A gdyby powiedzieli przełożonym o swoich lękach?
– Lęk to emocja trudna do przeoczenia, choć wciąż ignorowana. Tak silnie wpływa na funkcjonowanie, że co najmniej nieekonomicznie jest nie brać jej pod uwagę w sytuacjach zawodowych. Istnieją firmy, które ze względu na swój klimat zarządzania nie chcą o niej rozmawiać. Jednak nie wyobrażam sobie skutecznego zarządzania motywacją pracowników bez pochylenia się nad poziomem ich przebodźcowania czy lęku. Jeśli ktoś ma go dużo w swoim „zbiorniczku”, zostaje mu niewiele przestrzeni na nowe wyzwania i przyjęcie pobudzenia, które ze sobą niosą. A co, gdy nagle zjawia się menedżer, który ogłasza zespołowi: „Uwaga, przed nami kluczowe zadanie! Lepiej dajcie z siebie wszystko. Inaczej możemy się pakować!”? W ten sposób przecież „dolewa” lęku swojemu już i tak zalęknionemu pracownikowi. Jego „zbiorniczek” wręcz przelewa się od nadmiaru tej emocji. Organizm uruchamia reakcję stresową. Jego profesjonalne kompetencje zostają odcięte albo mocno ograniczone.
To co powinien zrobić mądry menedżer?
– Ważne, aby zauważył, że ma w zespole osobę o wysokim poziomie lęku. Dzięki temu będzie mógł jej powiedzieć: „Choć wszyscy powtarzają, że to trudne zadanie, nie widzę w nim nic skomplikowanego dla ciebie. Od dłuższego czasu zajmujesz się podobnymi sprawami. Gdybyś jednak potrzebował wsparcia – jestem”.
Ale niektórzy nie mówią o swoich lękach. Bo i tego się boją.

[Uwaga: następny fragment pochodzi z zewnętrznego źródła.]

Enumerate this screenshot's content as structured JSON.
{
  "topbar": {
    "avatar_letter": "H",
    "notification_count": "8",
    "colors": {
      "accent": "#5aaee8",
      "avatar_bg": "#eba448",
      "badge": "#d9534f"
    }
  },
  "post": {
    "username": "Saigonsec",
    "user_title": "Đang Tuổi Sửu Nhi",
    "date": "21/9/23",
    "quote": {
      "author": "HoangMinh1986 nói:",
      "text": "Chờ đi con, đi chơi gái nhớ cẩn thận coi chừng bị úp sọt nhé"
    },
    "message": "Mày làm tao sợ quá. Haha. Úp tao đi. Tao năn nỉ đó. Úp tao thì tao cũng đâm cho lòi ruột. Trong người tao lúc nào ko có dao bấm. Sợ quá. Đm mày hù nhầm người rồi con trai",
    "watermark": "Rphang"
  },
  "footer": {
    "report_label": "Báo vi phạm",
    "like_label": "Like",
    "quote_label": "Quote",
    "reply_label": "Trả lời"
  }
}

– W pełni to rozumiem. Menadżerowie i współpracownicy są różni. A to przecież obawa przed ich oceną często nasila nasz lęk. Jeśli jednak czujemy, że nadszedł moment długofalowego zadbania o siebie, można to zasygnalizować menedżerowi w mało odsłaniający się sposób. Na przykład: „Jeśli to konieczne, abym wystąpił publicznie, nie ma problemu. Ale z doświadczenia wiem, że nie jest to moja najmocniejsza strona. Może lepiej przygotowałbym prezentację dla osoby, która będzie przemawiać?”.
Pieniądze są w stanie zagłuszyć lęk i stres?

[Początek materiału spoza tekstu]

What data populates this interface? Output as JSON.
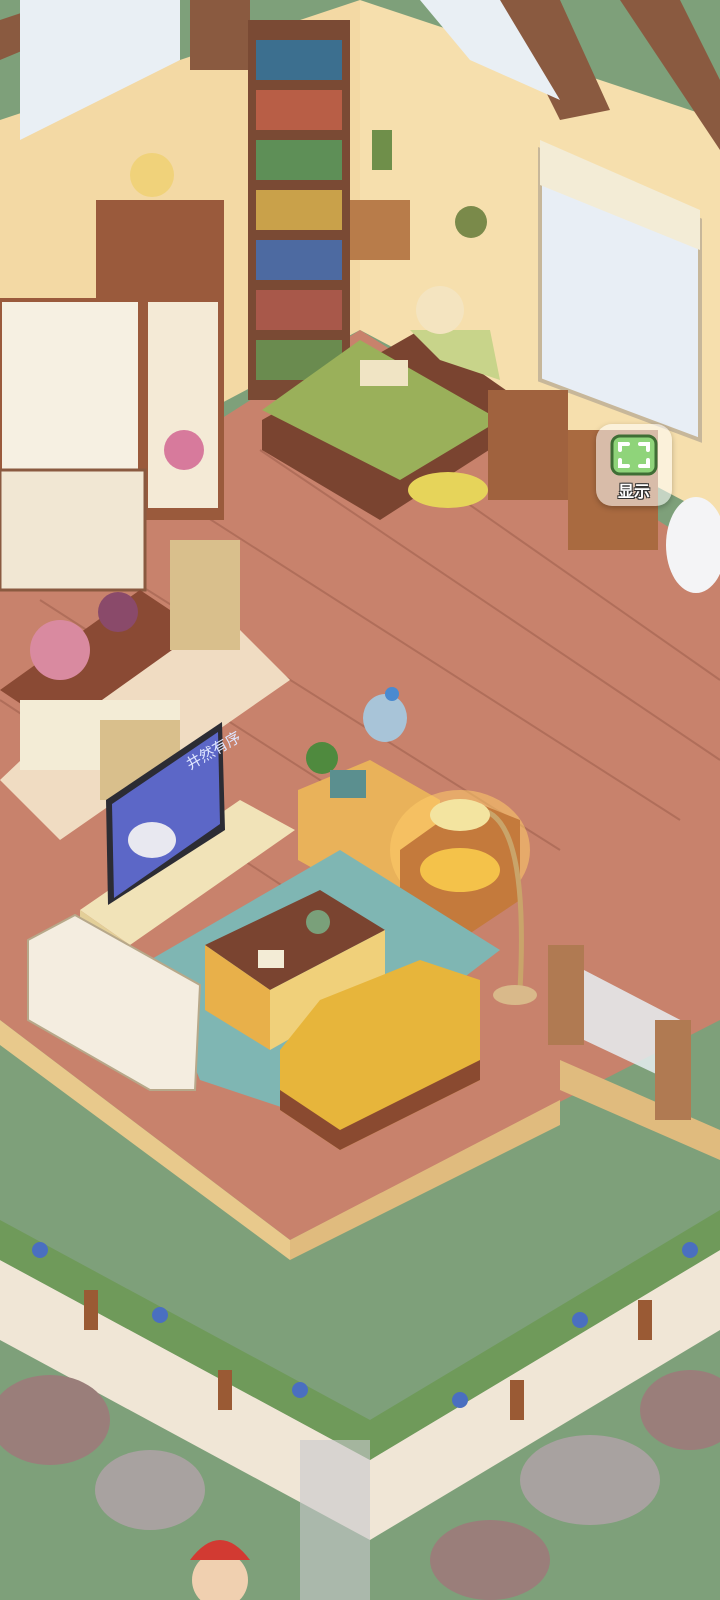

– Wyłącznie tymczasowo. Niektórzy decydują się na pracę, której się obawiają, ale pod jednym warunkiem. Muszą widzieć w tym sens. Jeśli dostrzegają go tylko w aspekcie finansowym, tłumaczą sobie: „Okej, praca może i stresująca, ale chociaż dobrze płatna. Spędzę w niej dwa lata, spłacę kredyt, potem się zwolnię”. Takie dogadywanie się z lękiem i stresem zdecydowanie zmniejsza dysonans poznawczy, a także dyskomfort robienia czegoś, co napawa nieprzyjemnymi emocjami.

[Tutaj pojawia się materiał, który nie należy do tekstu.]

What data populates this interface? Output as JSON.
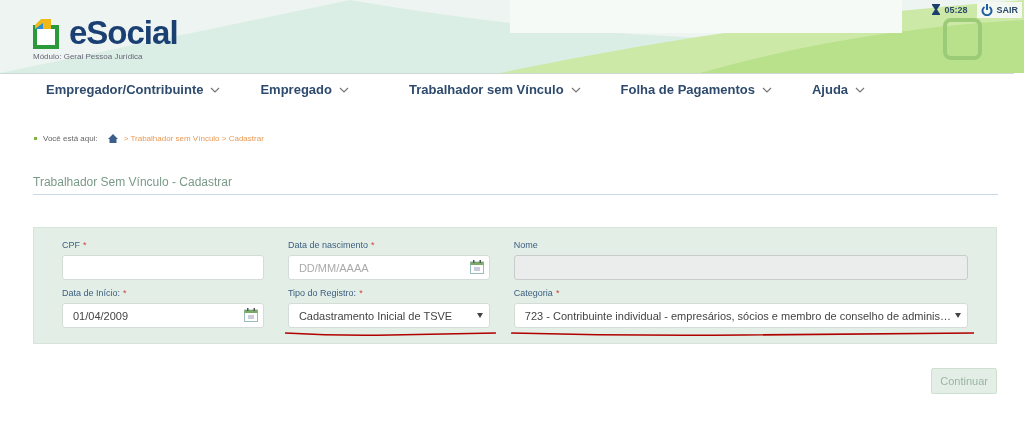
{
  "header": {
    "logo": "eSocial",
    "module": "Módulo: Geral Pessoa Jurídica",
    "timer": "05:28",
    "logout": "SAIR"
  },
  "menu": [
    {
      "label": "Empregador/Contribuinte"
    },
    {
      "label": "Empregado"
    },
    {
      "label": "Trabalhador sem Vínculo"
    },
    {
      "label": "Folha de Pagamentos"
    },
    {
      "label": "Ajuda"
    }
  ],
  "breadcrumb": {
    "prefix": "Você está aqui:",
    "path": "> Trabalhador sem Vínculo > Cadastrar"
  },
  "page_title": "Trabalhador Sem Vínculo - Cadastrar",
  "form": {
    "fields": [
      {
        "kind": "text",
        "label": "CPF",
        "required_mark": "*",
        "disabled": false
      },
      {
        "kind": "date",
        "label": "Data de nascimento",
        "required_mark": "*",
        "placeholder": "DD/MM/AAAA",
        "disabled": false
      },
      {
        "kind": "text",
        "label": "Nome",
        "disabled": true
      },
      {
        "kind": "date",
        "label": "Data de Início:",
        "required_mark": "*",
        "value": "01/04/2009",
        "disabled": false
      },
      {
        "kind": "select",
        "label": "Tipo do Registro:",
        "required_mark": "*",
        "value": "Cadastramento Inicial de TSVE",
        "disabled": false,
        "annotated": true
      },
      {
        "kind": "select",
        "label": "Categoria",
        "required_mark": "*",
        "value": "723 - Contribuinte individual - empresários, sócios e membro de conselho de adminis…",
        "disabled": false,
        "annotated": true
      }
    ]
  },
  "continue_button": {
    "label": "Continuar",
    "disabled": true
  }
}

Jak mogą sobie pomóc pracownicy, którzy je czują?
– Niektóre bodźce w pracy można świadomie ograniczać. Znam osoby, które pracują w słuchawkach, choć czasem nic w nich nie leci. Znam też ludzi, którzy są wrażliwi na bodźce wzrokowe. Tak zabudowują swoje biurko, aby nie widzieć, czy ktoś przechodzi co chwilę obok.
Zachęcam do robienia regularnych porządków w swoim „zbiorniczku” z lękiem i przejęcia dowodzenia nad tym, co się w nim dzieje. Czasem zalegają tam nieprzepracowane sprawy. Na przykład lęk przed nagłą chorobą czy zwolnieniem. Ta emocja sama nie zniknie. Być może nieco odparuje, ale wciąż będzie wypełniać dużą część „pojemniczka”. Może więc warto zmierzyć się z tym, co naprawdę stałoby się, gdybyśmy zachorowali i poszli na L4? Zarządzanie „zbiorniczkiem” ma tylko jeden minus – trzeba je wdrożyć, poświęcić czas na zrozumienie i przeorganizowanie życia, zaplanować momenty na wyciszenie i odcięcie się od bodźców. Niektórzy twierdzą, że nie mają czasu na takie „głupoty”. Ja jednak uważam, że każdy samochód trzeba czasem zatankować.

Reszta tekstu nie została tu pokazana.